We have developed two methods for repairing incoherence alignment with different algorithms,
namely A* and Greedy Best-first Search. These algorithms are tested on eight alignments in
Conference domains. The experimental results in eight experiments showed that one of the
methods built, namely Greedy Best-first Search, made a minimal repair and produced an output
alignment that was 100% coherent. The A* search method that is built is superior in minimizing
the number of removed mappings and total confidence values, but weak in producing a truly
coherent output alignment.
This study also measures the accuracy of the mapping in the output alignment. Reference
alignment is an alignment made manually by experts in semantic fields and certain domain
knowledge. Reference alignment becomes an alignment of expectations for measuring this
accuracy ratio. The measurement results indicate an increase in the accuracy ratio of the mapping
in the output alignment (or alignment after repair) compared to the alignment before repair. This
indicates that there is an improvement in alignment quality after alignment incoherence repair.

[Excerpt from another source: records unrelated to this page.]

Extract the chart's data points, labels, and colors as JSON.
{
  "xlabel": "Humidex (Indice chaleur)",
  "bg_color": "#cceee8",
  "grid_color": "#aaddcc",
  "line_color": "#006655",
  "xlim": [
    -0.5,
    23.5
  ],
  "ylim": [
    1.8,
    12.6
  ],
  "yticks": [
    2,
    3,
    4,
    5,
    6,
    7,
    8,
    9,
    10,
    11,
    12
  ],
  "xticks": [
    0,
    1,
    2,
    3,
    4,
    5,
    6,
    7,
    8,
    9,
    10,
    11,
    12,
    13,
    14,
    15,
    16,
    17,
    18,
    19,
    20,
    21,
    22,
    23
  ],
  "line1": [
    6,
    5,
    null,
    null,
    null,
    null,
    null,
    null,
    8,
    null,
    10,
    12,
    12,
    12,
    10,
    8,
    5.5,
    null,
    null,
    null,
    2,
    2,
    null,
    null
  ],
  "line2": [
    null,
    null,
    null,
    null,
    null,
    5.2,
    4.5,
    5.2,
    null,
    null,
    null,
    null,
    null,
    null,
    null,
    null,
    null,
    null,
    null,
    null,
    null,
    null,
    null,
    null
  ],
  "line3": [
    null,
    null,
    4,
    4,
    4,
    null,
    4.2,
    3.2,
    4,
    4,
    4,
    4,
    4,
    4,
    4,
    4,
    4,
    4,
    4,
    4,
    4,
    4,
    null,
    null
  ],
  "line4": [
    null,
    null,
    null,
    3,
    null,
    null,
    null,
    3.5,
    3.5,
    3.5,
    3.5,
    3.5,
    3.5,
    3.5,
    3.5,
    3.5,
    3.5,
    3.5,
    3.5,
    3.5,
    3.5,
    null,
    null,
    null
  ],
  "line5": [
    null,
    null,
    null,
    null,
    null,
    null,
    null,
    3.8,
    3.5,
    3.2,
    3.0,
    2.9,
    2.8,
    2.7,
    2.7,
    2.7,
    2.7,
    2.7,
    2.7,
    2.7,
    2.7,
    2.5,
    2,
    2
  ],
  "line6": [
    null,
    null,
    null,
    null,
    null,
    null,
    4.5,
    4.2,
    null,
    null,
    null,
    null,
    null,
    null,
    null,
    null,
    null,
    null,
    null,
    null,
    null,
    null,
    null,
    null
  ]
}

Additional testing is carried out in checking the existence of an unsatisfiable concept in the output
alignment. The test results concluded that the release of all conflict sets would eliminate the
mapping of conflicts in alignment. It was also stated that an alignment that does not contain a
mapping of conflict is declared not to contain an unsatisfiable concept. In other words, resolving
all conflict sets will result in a coherent output alignment. This becomes proof of the hypothesis
mentioned in chapter I, namely the release of conflict sets in the alignment can improve the
alignment to be coherent. The heuristic strategies based on dynamic weighting on a diagnostic
scope is a contribution of this research so that improvements in alignment incoherence can be
made by paying attention to the impact of changes as small as possible and improving the quality
of alignment based on the precision or value ratio of precision.